Но вот пролетел по небу черный ангел, и губы его целовали лишь слезы да мелкий колючий дождь, когда он приходил на могилу Арины. В память врезался путь на погост: примолкшая даль, спящие, почерневшие от дождей стога, да вдоль дороги глубокий след телеги, на которой свезли гроб. Это случилось по осени. Воздух был золотист, в лесу горели рябиновые кистья, огненные листья были отлиты точно из меди, злата и серебра… В прозрачном хрупком небе жалобно отзывалась птица, уводящая свою молодь к югу.

Они остались вдвоем… Сын унаследовал от матери русую пшеницу волос, длинный изгиб ресниц и что-то еще, такое родное и неуловимое в печальном взоре…

Мстислав припомнил, как теплыми вечерами они по-долгу стояли у высоких ворот опустевшего дома, смотрели молча на брусничный свет заката, под который брело коровье стадо, и как долго светились их рога, похожие на золоченые короны. Медноголосо колоколил язык потерявшегося ботала, нарушая вечернюю тишь, и зябкой рябью ёжилась вечно холодная Охота.

И сейчас, вороша память, его мысли вновь закружились вокруг оставленного в Охотске сына. «Почему, почему я не взял его сразу?» Перед глазами встала картина отъезда: вельбот, уносящий его от берега, и крупные слезы в глазах сына. Данилка стоял у сходен в перешитом зеленом кафтане, в новых козловых сапожках, а рядом, держа его за руку, в накинутом на широкие плечи тулупе, в рыбацких, до бедер, юфтовых бахилах, посмеивался Карманов. Он пыхал трубкой и что-то говорил Данилке, ероша пятерней его упрямые вихры…

«Сиротой ведь оставил мальца, — стиснув зубы, подумал Мстислав. — А сирота — кому не лень, тот и по загривку. Сволочь я, сволочь…»

—  И что вы всё в думе да грусти, Мстислав Алексеевич? — Екатерина Прохоровна одарила белозубой улыбкой сотника. Голос ее был лучист, прозрачен и тих. Индейская кровь146 сквозила в каждом движении, гибком и легком. — Вот, лучше отведайте да похвалите вино можжевеловое, рыбного блинчатого караваю с маслом, ухи…
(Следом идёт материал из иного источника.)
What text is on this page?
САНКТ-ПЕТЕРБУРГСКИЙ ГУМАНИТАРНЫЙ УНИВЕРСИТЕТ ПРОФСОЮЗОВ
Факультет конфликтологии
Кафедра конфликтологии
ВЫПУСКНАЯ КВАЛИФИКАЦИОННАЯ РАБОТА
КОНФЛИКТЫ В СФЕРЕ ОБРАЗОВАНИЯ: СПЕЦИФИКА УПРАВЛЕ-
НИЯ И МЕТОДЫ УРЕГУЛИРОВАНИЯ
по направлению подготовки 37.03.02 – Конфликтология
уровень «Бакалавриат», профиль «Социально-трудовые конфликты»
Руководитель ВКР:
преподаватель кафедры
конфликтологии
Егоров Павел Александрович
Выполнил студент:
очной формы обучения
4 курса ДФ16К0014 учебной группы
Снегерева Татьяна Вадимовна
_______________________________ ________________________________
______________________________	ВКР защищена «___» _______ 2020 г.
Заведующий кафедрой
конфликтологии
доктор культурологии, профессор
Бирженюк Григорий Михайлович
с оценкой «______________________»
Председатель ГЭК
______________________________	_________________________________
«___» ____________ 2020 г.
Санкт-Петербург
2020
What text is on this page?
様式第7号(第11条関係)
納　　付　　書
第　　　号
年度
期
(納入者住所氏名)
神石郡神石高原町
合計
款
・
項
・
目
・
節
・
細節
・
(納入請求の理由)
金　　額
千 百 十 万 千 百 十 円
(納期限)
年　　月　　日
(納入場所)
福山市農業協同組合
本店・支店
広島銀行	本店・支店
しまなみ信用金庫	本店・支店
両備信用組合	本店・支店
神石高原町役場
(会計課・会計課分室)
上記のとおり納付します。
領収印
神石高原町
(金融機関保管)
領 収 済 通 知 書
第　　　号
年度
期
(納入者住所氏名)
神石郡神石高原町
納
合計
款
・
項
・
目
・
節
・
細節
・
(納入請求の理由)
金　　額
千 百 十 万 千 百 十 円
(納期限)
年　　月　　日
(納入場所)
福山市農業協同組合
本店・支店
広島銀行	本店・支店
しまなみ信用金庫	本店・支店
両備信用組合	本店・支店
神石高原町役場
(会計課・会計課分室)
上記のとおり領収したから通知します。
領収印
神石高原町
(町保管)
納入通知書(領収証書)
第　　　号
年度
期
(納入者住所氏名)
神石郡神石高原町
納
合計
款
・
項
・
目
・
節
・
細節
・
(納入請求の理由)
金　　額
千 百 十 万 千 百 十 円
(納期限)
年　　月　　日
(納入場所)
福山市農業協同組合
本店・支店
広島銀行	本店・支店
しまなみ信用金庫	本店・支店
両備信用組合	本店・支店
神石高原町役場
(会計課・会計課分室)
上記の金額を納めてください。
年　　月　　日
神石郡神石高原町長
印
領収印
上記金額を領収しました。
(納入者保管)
—  Ну, уж ты, Катерина, мастерица стол раскидывать, — потирая руки, проникновенно откликнулся Дьяков. — А где ж сам хозяин? Сказывал, на минутку вышел…

—  Ах! — отмахнулась она. — Вечная песня… Да вы не ждите его — остынет всё. Сейчас подойдет Ванюша. Знаешь же его, не может сидеть сложа руки…

Индианка умело поддернула сползшие рукава расшитой бисером паневы, придвинула широкие тарелки гостю и налила хмелю. Мурлыка, что чутко дремал на клубках возле ларя, полного кудели, навострил ухо, потягиваясь спиной.

Мстислав перекрестился и, не торопясь, крупными глотками испил вино.

Чарка была немалая, вино при добром градусе, и жена Кускова, так и не привыкшая к умению русских пить, с любопытством и завистью следила, как сотник залпом «приговорил» вино. «Можжевеловка» среди поморов издревле считалась лечебной. Кусков, следуя Баранову, подсыпал в нее ружейного пороху, так сказать, для «запаху», и уверял гостя, что лечит сия забава от всякой хвори; а кто от жизни слаб, тот, стало быть, «коптеть» более не станет, потому как лекарство это враз прерывает становую жилу и уважает лишь крепких духом и телом.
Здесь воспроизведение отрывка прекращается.